Microsoft remakes WCF for REST and the web

WCF is Windows Communication Foundation, the part of Microsoft’s .NET framework that handles service-oriented architecture. When WCF was first designed Microsoft was betting on SOAP web services. SOAP is still widely used but since then the trend has been towards more web-friendly services based on REST (Representational State Transfer) and JSON (JavaScript Object Notation). Microsoft has always argued that WCF is flexible enough to support such alternatives.

That said, a project which I have become aware of here at QCon London is the WCF Web APIs, presented here by Microsoft’s Glenn Block. WCF Web APIs focus on support for REST, JQuery clients, and programming model simplicity for a variety of other clients such as Silverlight and Windows Phone. The bit that surprised me is that WCF Web APIs are not just another wrapper for WCF; it is a completely new library that does not build on the old WCF Service Model. The fact that it is called WCF at all is confusing, though of course it belongs in that space within the overall .NET Framework.
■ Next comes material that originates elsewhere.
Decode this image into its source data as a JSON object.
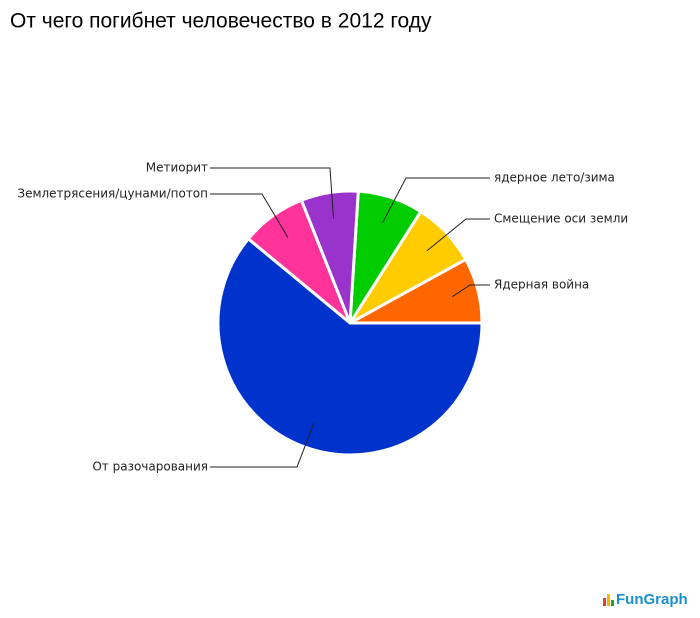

I have not had time to look in detail at the WCF Web APIs, but from what I have seen and heard they are well worth exploring, even if you have found the old WCF somewhat impenetrable.

3 thoughts on “Microsoft remakes WCF for REST and the web”
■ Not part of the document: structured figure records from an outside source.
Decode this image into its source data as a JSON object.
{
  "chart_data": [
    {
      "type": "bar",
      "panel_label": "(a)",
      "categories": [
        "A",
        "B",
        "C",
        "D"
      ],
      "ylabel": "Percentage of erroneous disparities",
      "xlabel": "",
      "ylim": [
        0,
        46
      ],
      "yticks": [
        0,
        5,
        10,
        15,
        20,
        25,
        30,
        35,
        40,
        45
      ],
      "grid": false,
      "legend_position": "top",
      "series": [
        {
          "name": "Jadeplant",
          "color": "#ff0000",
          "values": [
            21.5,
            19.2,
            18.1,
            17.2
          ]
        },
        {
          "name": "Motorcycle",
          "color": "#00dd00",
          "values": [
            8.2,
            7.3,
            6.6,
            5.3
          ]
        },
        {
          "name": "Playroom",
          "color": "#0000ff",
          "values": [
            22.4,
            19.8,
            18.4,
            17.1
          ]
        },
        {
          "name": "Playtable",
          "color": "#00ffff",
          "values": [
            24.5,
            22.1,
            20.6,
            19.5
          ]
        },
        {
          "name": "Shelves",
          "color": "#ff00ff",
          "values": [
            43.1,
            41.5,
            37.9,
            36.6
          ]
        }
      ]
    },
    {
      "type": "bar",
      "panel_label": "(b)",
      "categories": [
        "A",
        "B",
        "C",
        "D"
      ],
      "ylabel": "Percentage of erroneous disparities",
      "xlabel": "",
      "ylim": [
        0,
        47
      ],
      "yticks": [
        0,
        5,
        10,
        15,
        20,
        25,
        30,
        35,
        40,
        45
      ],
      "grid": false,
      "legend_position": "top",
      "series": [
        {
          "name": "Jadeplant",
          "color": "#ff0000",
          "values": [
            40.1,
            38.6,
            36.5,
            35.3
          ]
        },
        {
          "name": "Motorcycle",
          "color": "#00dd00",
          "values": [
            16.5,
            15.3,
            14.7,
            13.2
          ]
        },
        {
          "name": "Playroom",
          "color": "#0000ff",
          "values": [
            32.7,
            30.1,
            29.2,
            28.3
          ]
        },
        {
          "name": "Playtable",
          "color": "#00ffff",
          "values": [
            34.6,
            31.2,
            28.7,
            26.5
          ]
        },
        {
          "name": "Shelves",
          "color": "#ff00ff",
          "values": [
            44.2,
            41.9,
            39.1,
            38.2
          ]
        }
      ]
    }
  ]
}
  1. “remakes WCF”..? I’d say “reuses the WCF name for a completely different product”. The usual confusion in Microsoft naming / reusing product names…

  2. Hi Tim

    Thanks for the article.

    In terms of the surprise, let me clarify. This actually IS WCF. What we are doing is taking the WCF stack and basically reconfiguring it (as it allows) with a new binding and with components at every level that are specific for HTTP. The biggest difference is when you use this binding, what you get is only for exposing HTTP services and is not for using those services over other “tranports”. The reasoning is to enable a more natural and specific HTTP experience.

    We are also looking at along the way improving our configuration story and testability story. That is possible as we are thinking more about these concerns in the process of writing the new bits.

    Thanks
    Glenn

  3. Additionally we are adding HTTP specific extensibility points namely our processors (OperationHandlers) and MessageHandlers which will only work with our new binding.